若い社員に伝えたい「叱られたら一人前」ということ~松下幸之助「人を育てる心得」
2017年9月12日更新
人はだれでも、厳しく叱られたり、注意を受けたりするということは、あまり気持ちのよいものではありません。
当然叱られるだけの理由があった場合でも、上司に呼びつけられて叱られるというようなことがあれば、その日一日中、なんとなくわだかまってすっきりしない。それがいわば人情で、叱られるより叱られないほうを好むのは、人間だれしもの思いでしょう。
それは叱るほうにしても同じです。部下を叱ったあとの、あのなんともやりきれない気持ちは、管理職の人であれば、たいてい経験していると思います。
しかし、人情としてはそうだからといって、その叱られたくない、叱りたくないという人情がからみあって、当然叱り、叱られなければならないことでも、うやむやのうちに過ごされてしまったならば、どういうことになるでしょうか。一度でもそのような考えで物事が処理されると、あとのけじめがまったくつかなくなってきます。仕事や職場に対する厳しさというものが失われ、ものの見方、考え方が甘くなり、知らず識らずのうちに人間の弱い面だけが出てきて、人も育たず成果もあがらず、極端にいえば会社がつぶれるということにも結びつきかねません。
もとより今日よくいわれるように、個人の自主性を重んじ、自発的にのびのびと仕事に取り組むことは大切です。しかしそれは、厳しく叱られることが不必要だということではないと思います。むしろお互いの自主性なり個性というものは、厳しく叱られるということがあってこそ、よりたくましく発揮され、その人の能力もいちだんと伸びるのだと思います。
私も、まだ若くて第一線で仕事をしていたころは、よく社員を叱ったものです。それも血気盛んな時分ですから、一人だけ呼んでそっと注意をするといったなまやさしいものでなく、みんなの前で机を叩き、声を大にして叱るというようなことがたびたびでした。

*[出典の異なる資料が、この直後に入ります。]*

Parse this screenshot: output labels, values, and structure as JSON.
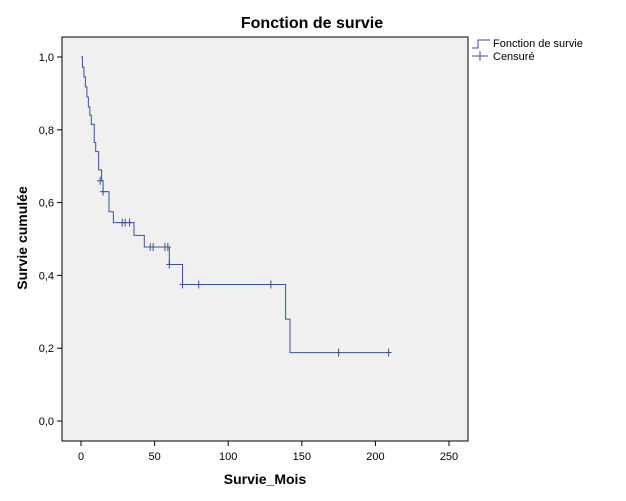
{
  "chart_data": {
    "type": "line",
    "title": "Fonction de survie",
    "xlabel": "Survie_Mois",
    "ylabel": "Survie cumulée",
    "xlim": [
      0,
      260
    ],
    "ylim": [
      0,
      1.0
    ],
    "x_ticks": [
      0,
      50,
      100,
      150,
      200,
      250
    ],
    "x_tick_labels": [
      "0",
      "50",
      "100",
      "150",
      "200",
      "250"
    ],
    "y_ticks": [
      0,
      0.2,
      0.4,
      0.6,
      0.8,
      1.0
    ],
    "y_tick_labels": [
      "0,0",
      "0,2",
      "0,4",
      "0,6",
      "0,8",
      "1,0"
    ],
    "grid": false,
    "legend_position": "top-right",
    "colors": {
      "line": "#3b4f9e",
      "plot_background": "#f0f0f0",
      "axis": "#000000"
    },
    "series": [
      {
        "name": "Fonction de survie",
        "steps": [
          {
            "x": 0,
            "y": 1.0
          },
          {
            "x": 1,
            "y": 0.972
          },
          {
            "x": 2,
            "y": 0.945
          },
          {
            "x": 3,
            "y": 0.918
          },
          {
            "x": 4,
            "y": 0.89
          },
          {
            "x": 5,
            "y": 0.863
          },
          {
            "x": 6,
            "y": 0.84
          },
          {
            "x": 7,
            "y": 0.815
          },
          {
            "x": 9,
            "y": 0.765
          },
          {
            "x": 10,
            "y": 0.74
          },
          {
            "x": 12,
            "y": 0.69
          },
          {
            "x": 14,
            "y": 0.66
          },
          {
            "x": 15,
            "y": 0.63
          },
          {
            "x": 19,
            "y": 0.575
          },
          {
            "x": 22,
            "y": 0.545
          },
          {
            "x": 36,
            "y": 0.51
          },
          {
            "x": 43,
            "y": 0.478
          },
          {
            "x": 60,
            "y": 0.43
          },
          {
            "x": 69,
            "y": 0.375
          },
          {
            "x": 139,
            "y": 0.28
          },
          {
            "x": 142,
            "y": 0.188
          }
        ],
        "x_end": 210
      },
      {
        "name": "Censuré",
        "points": [
          {
            "x": 13,
            "y": 0.66
          },
          {
            "x": 15,
            "y": 0.63
          },
          {
            "x": 28,
            "y": 0.545
          },
          {
            "x": 30,
            "y": 0.545
          },
          {
            "x": 33,
            "y": 0.545
          },
          {
            "x": 47,
            "y": 0.478
          },
          {
            "x": 49,
            "y": 0.478
          },
          {
            "x": 57,
            "y": 0.478
          },
          {
            "x": 59,
            "y": 0.478
          },
          {
            "x": 60,
            "y": 0.43
          },
          {
            "x": 69,
            "y": 0.375
          },
          {
            "x": 80,
            "y": 0.375
          },
          {
            "x": 129,
            "y": 0.375
          },
          {
            "x": 175,
            "y": 0.188
          },
          {
            "x": 209,
            "y": 0.188
          }
        ]
      }
    ],
    "legend": [
      "Fonction de survie",
      "Censuré"
    ]
  }
}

ところが、私からそのように目の玉がとび出るほどに叱られた社員が、それで意気消沈していたかというと、そうではありません。むしろそのことを喜び、いわば誇りとするといった姿でした。
それはどういうことかといいますと、創業当初はともかく、会社がしだいに大きくなり、社員の数も増えてきますと、私のほうも社員一人ひとりにいちいち注意を与え、叱るということができなくなりました。そうなると、どうしても限られた、責任ある立場にいる人を叱るということになりますから、社員のあいだにはいつとはなしに「大将に叱られたら一人前や」というような雰囲気が生まれてきたのです。ですから、叱られると本人も喜び、またまわりの者も「よかったなあ、おまえもやっと一人前に叱られるようになった」ということで、ともに喜び、励ましあうといった姿が見られるようになったというわけです。そして、そういうことが、社員の成長なり会社の発展の一つの大きな原動力になっていたように思います。
人間というものは、黙ってほうっておかれたのでは、慣れによる多少の上達はあっても、まあこんなことでいいだろうと自分を甘やかしてしまいがちです。そこからは進歩、発展は生まれず、その人のためにも、ひいては会社や社会のためにもなりません。やはり叱られるべきときには厳しく叱られ、それを素直に受け入れて謙虚に反省するとともに、そこで大いに奮起し、みずから勉励していってこそ成長し、実力が養われるのです。
そのことを、若い人も責任者も肝に銘じて仕事にあたってほしいと思いますし、特に若い人たちは、そこからさらに進んで、叱ってもらうことをみずから求める心境、態度を培うことが大切ではないかと思うのです。